Rencana hadir tak bisa diduga. Seperti sebuah perjalanan singkat yang mendadak dilakukan. Seperti hari Minggu, 27 Januari 2013 kemarin, di mana saya dan Mizan memutuskan untuk menyusuri jalan panjang menuju situs megalitikum Gunung Padang di Cianjur.
Awalnya, saya berniat untuk pergi sendiri ke daerah adat Baduy di Banten sana. Saya memberitahu rencana ini ketika sedang nongkrong di Ciputat bersama kawan-kawan reklame. Mizan berpesan bahwa ke Baduy tidak cukup sehari, kalau memang berniat untuk melihat kultur yang ada, bukan sekedar datang dan berfoto. Maka, pilihan kedua saya jatuhkan ke situs megalitikum Gunung Padang yang sekarang sedang santer terkenal di se-antero Indonesia.

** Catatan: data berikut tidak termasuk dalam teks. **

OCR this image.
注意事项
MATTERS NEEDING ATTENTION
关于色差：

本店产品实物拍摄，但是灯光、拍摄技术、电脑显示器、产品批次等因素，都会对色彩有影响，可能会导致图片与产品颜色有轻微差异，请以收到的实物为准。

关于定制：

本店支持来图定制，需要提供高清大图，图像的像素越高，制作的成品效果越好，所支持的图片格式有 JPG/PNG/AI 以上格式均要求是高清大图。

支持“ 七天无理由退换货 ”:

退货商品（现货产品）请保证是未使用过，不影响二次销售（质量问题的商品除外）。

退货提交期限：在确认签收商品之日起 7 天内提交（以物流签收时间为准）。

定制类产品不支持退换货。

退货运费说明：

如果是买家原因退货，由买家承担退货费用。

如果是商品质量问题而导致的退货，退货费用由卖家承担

Mizan pun bersedia mengantar saya dan berangkatlah kami pada pagi harinya.
Berbekal mata yang selalu ingin terpejam karena semalam habis nongkrong di Situ Gintung sambil bergitar dan berbincang yang aneh-aneh, saya dan Mizan berangkat pagi-pagi sekali menuju terminal Kampung Rambutan. Naik 510 dari Ciputat dan sampailah kami di Pasar Rebo, sebuah putaran jalan dimana semua bis yang keluar dari Rambutan sudah pasti melewatinya. Bis menuju Garut via Puncak pun lewat dan setelah negosiasi, naiklah kami. Beruntung kami mendapatkan kursi yang nyaman, sehingga bisa menambal hutang tidur yang belum dibayar.

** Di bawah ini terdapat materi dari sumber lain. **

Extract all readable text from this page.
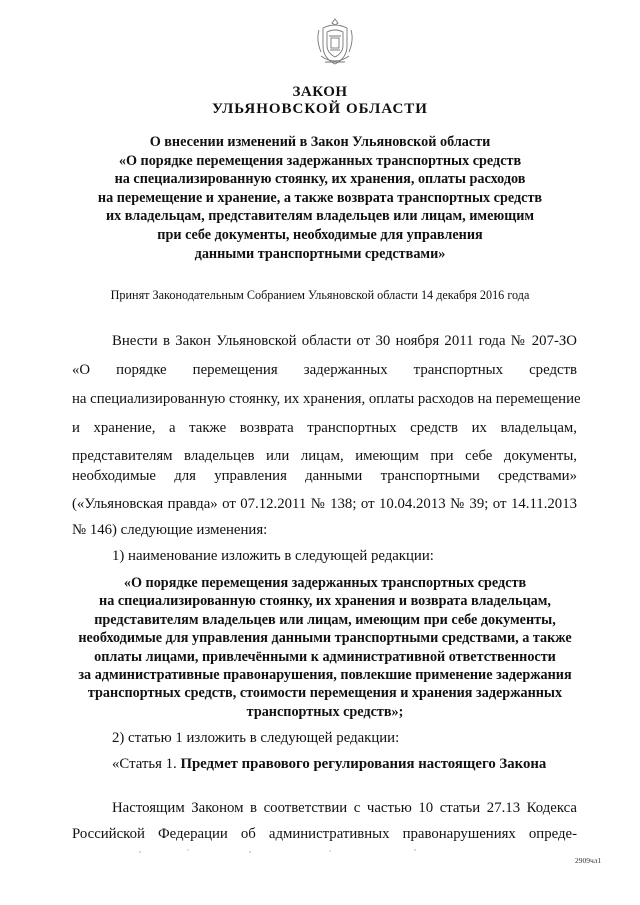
ЗАКОН
УЛЬЯНОВСКОЙ ОБЛАСТИ
О внесении изменений в Закон Ульяновской области
«О порядке перемещения задержанных транспортных средств
на специализированную стоянку, их хранения, оплаты расходов
на перемещение и хранение, а также возврата транспортных средств
их владельцам, представителям владельцев или лицам, имеющим
при себе документы, необходимые для управления
данными транспортными средствами»
Принят Законодательным Собранием Ульяновской области 14 декабря 2016 года
Внести в Закон Ульяновской области от 30 ноября 2011 года № 207-ЗО
«О порядке перемещения задержанных транспортных средств
на специализированную стоянку, их хранения, оплаты расходов на перемещение
и хранение, а также возврата транспортных средств их владельцам,
представителям владельцев или лицам, имеющим при себе документы,
необходимые для управления данными транспортными средствами»
(«Ульяновская правда» от 07.12.2011 № 138; от 10.04.2013 № 39; от 14.11.2013
№ 146) следующие изменения:
1) наименование изложить в следующей редакции:
«О порядке перемещения задержанных транспортных средств
на специализированную стоянку, их хранения и возврата владельцам,
представителям владельцев или лицам, имеющим при себе документы,
необходимые для управления данными транспортными средствами, а также
оплаты лицами, привлечёнными к административной ответственности
за административные правонарушения, повлекшие применение задержания
транспортных средств, стоимости перемещения и хранения задержанных
транспортных средств»;
2) статью 1 изложить в следующей редакции:
«Статья 1. Предмет правового регулирования настоящего Закона
Настоящим Законом в соответствии с частью 10 статьи 27.13 Кодекса
Российской Федерации об административных правонарушениях опреде-
2909чл1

Sepanjang jalan kami tertidur dan dua jam kemudian, kami terbangun dan mendapati diri kami sudah dekat dengan daerah Cianjur. Turunlah kami di by-pass, dan menepi sejenak untuk minum kopi sambil sarapan. Cuma sarapan gorengan sih, tapi ya sedikit menambal perut kami yang karet ini. Hehehe. Sudah makan, kami tak naik angkot, dan mulailah perjalanan panjang kami.
Warungkondang, masih 20Km lagi ke Gn. Padang :hammer:
Kami jalan kaki, mungkin sekitar lima kilometer sampai ke daerah Joglo. Di Joglo, kami sambung angkutan kota untuk ke Warungkondang, gerbang pertama menuju Gunung Padang. Sampai di Warungkondang, rupanya kami masih harus berjalan lagi 20 kilometer ke lokasi sebenarnya. Dan setelah menimbang, untuk sedikit menghemat biaya, kami berjalan kaki dulu. Nanti, kalau sudah menyerah barulah kami naik angkot, ojek, atau numpang truk. Hehehehe.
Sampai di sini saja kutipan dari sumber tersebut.